PETALING JAYA (Dec 28): The previous government administration pushed infrastructure development in Malaysia between 2009 and 2018 but also left the country with a mountain of debt, the Edge reported today.

The report said projects such as the extension of the light rail transit (LRT) in the Klang Valley to the Second Penang Bridge contributed to the economy and directly benefited a host of construction and construction-related companies but required a lot of borrowed money made worse by ballooning costs.

The construction boom ended after the 14th general election (GE14) in May 2018 when the new Pakatan Harapan government reviewed and downsized several big-ticket infrastructure projects.

The Edge said Malaysia’s infrastructure binge began after Najib mooted his signature Economic Transformation Programme (ETP) in September 2010 to double Malaysia’s per capita income to US$15,000 by 2020 and achieve a high-income nation status, which required about US$444 billion of investments from both the public and private sectors.

Among the huge infrastructure projects promoted as part of the ETP were the extension of the LRT line to Putra Heights at a cost of RM10 billion, the RM23 billion Sungai Buloh-Kajang mass rapid transit (MRT1) and the RM4.5 billion Second Penang Bridge.

Another expensive project was the Kuala Lumpur International Airport 2 (klia2), whose cost ballooned to RM4 billion from the initial budget of RM1.6 billion.
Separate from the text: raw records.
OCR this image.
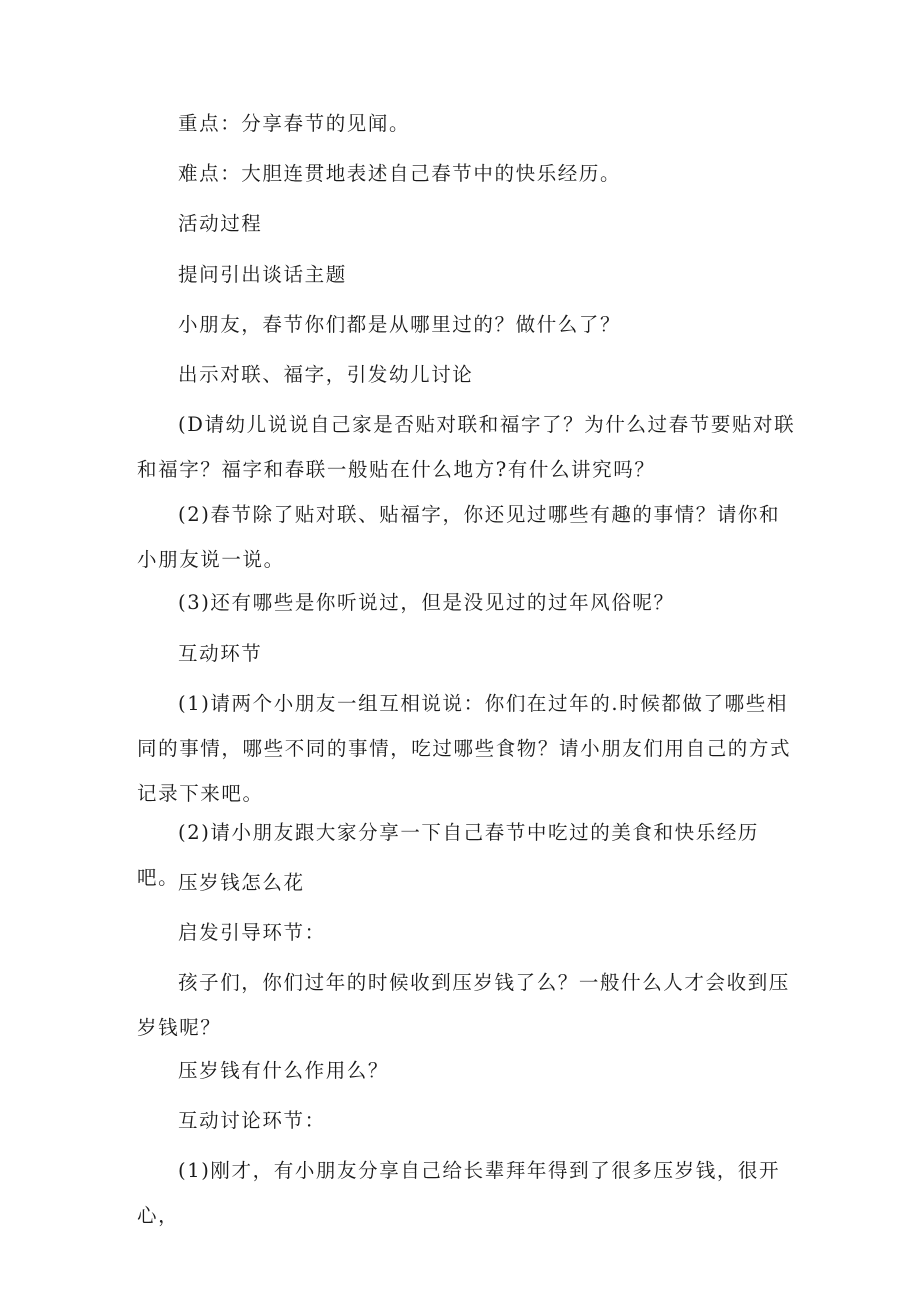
重点：分享春节的见闻。

难点：大胆连贯地表述自己春节中的快乐经历。

活动过程

提问引出谈话主题

小朋友，春节你们都是从哪里过的？做什么了？

出示对联、福字，引发幼儿讨论

(D请幼儿说说自己家是否贴对联和福字了？为什么过春节要贴对联和福字？福字和春联一般贴在什么地方?有什么讲究吗？

(2)春节除了贴对联、贴福字，你还见过哪些有趣的事情？请你和小朋友说一说。

(3)还有哪些是你听说过，但是没见过的过年风俗呢？

互动环节

(1)请两个小朋友一组互相说说：你们在过年的.时候都做了哪些相同的事情，哪些不同的事情，吃过哪些食物？请小朋友们用自己的方式记录下来吧。

(2)请小朋友跟大家分享一下自己春节中吃过的美食和快乐经历吧。

压岁钱怎么花

启发引导环节：

孩子们，你们过年的时候收到压岁钱了么？一般什么人才会收到压岁钱呢？

压岁钱有什么作用么？

互动讨论环节：

(1)刚才，有小朋友分享自己给长辈拜年得到了很多压岁钱，很开心，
The Perumahan Rakyat 1Malaysia (PR1MA) affordable housing scheme received about RM8 billion to deliver a million homes by 2020 but only 16,682 units were completed. The project is currently being restructured by the new government administration.

The Pakatan Harapan government also decided to postpone the Kuala Lumpur–Singapore high speed rail (HSR) project until May 2020, reduce the scale of Bandar Utama–Johan Setia LRT (LRT3) as well as renegotiate contracts for Sungai Buloh-Serdang-Putrajaya MRT (MRT2) with MMC-Gamuda. The cost of the East Coast Rail Link (ECRL) was also reduced from the original RM65.5 billion as the link was realigned.

The government reviews also discovered payment irregularities in the the RM10.4 billion Trans-Sabah Gas Pipeline (TSGP) and Multi-Product Pipeline (MPP) projects in Sabah, as RM8.3 billion or 88% of the RM9.4 billion contract value had been paid out, even though only 13% of the work had been completed. The projects have since been scrapped, although negotiations are still ongoing between the government and the parties involved.

The Edge said critics questioned the viability of some of the infrastructure projects and their benefit to Malaysia while others argue that terminating contracts awarded by the previous administration will hit the country’s reputation as a stable and attractive investment destination.